Pictures are stored on the SD card, so the app could read all your pictures, upload them, then delete them. Newer devices have more internal storage, so hopefully applications will gradually move away from using this permission. Apparently, the next version of Android will introduce a new permission for reading the SD card too -- at present, any application may read from the SD card.

"Read[ing] all my personal data" depends on what you count as personal data -- security-sensitive info should not be on the SD card (things like phone number (although the phone state and identity permission gives access to this), contacts, account details), but anything that is on the SD card may be read by any application. That means pictures and music, at least.

I wonder if it might be useful to always list all of the common permissions, to make it easier to see which ones an application doesn't have. I've installed enough Android apps to have a reasonable idea of what's available (and by extension, what any given app can't do) but it's reasonable to assume I'm in a small minority.



Why not just do the same thing we have been using for years, /tmp. If the program just needs scratch space why do we deem it proper to allow any app to traverse an entire partition so it can set down a couple of files?


Thanks for the info.
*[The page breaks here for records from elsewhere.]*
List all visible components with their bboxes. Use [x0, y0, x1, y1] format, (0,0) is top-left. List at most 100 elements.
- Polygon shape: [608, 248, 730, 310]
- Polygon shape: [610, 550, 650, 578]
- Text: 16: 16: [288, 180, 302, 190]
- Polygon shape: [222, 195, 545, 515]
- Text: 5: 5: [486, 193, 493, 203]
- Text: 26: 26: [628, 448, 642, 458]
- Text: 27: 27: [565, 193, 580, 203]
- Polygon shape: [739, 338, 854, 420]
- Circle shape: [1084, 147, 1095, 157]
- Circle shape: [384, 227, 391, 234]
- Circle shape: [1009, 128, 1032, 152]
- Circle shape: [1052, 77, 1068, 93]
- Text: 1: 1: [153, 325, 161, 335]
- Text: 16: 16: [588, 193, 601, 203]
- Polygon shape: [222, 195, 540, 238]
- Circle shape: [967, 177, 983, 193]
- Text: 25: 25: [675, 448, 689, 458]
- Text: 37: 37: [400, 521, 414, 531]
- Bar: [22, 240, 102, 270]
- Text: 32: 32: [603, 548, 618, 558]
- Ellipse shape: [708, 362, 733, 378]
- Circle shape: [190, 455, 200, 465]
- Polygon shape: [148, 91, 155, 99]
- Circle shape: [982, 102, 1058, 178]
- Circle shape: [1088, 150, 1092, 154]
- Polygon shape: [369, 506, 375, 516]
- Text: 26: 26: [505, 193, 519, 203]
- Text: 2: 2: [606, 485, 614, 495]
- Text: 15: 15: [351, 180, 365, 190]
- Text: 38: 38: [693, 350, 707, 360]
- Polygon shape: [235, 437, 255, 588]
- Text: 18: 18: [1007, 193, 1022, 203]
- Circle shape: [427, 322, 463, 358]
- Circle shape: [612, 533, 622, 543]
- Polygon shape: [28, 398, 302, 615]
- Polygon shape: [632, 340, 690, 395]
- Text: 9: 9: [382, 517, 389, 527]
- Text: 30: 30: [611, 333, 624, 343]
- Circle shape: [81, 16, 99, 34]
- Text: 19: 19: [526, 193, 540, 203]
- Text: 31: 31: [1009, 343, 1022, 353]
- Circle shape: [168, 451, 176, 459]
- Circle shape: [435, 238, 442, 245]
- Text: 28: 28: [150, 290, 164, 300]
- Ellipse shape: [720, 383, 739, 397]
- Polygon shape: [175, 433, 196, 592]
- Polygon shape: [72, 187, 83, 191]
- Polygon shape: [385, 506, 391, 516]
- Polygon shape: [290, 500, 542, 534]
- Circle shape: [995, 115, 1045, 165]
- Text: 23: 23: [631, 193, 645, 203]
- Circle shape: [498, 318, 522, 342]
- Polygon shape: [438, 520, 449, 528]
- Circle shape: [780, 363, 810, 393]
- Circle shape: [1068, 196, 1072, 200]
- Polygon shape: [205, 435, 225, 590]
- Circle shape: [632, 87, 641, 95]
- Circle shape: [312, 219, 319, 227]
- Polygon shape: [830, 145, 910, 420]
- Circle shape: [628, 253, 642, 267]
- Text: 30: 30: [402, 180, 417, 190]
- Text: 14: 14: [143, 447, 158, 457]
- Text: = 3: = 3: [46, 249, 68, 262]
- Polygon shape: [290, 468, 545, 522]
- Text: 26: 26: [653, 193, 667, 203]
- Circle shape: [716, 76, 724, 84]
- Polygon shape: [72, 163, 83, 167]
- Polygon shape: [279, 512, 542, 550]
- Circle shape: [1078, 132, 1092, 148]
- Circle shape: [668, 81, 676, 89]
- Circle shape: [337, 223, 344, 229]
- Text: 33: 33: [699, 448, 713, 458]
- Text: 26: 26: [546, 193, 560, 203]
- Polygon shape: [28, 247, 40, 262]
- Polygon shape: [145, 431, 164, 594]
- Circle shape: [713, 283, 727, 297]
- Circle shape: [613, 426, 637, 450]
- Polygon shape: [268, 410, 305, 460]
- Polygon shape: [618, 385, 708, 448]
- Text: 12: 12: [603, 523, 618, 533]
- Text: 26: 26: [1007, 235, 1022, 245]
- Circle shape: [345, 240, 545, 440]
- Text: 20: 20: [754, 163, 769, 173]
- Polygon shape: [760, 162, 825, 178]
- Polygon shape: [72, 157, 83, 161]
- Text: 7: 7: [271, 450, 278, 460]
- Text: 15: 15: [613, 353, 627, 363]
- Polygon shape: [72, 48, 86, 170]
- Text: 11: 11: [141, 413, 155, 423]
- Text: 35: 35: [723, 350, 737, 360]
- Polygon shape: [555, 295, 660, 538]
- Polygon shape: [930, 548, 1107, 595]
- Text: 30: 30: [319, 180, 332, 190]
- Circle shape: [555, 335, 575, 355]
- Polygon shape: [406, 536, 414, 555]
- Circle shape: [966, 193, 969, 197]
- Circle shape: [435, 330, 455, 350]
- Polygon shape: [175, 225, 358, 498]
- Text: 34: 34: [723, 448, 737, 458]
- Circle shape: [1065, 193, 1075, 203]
I agree that knowing what an app can't do would be very useful.

And I think there should be a notion of "secure/private/encrypted storage". So when I tell an app to store some item there, I can be absolutely certain that no other app will ever be able to access it, regardless of any permissions.


Every app has its own protected storage space, but that's historically often been quite restricted in size. This is where things like SQLite databases are usually stored. It's also (pretty much by definition) not accessible using a file manager and it's much more difficult to share data from it, so it's not appropriate for music or pictures.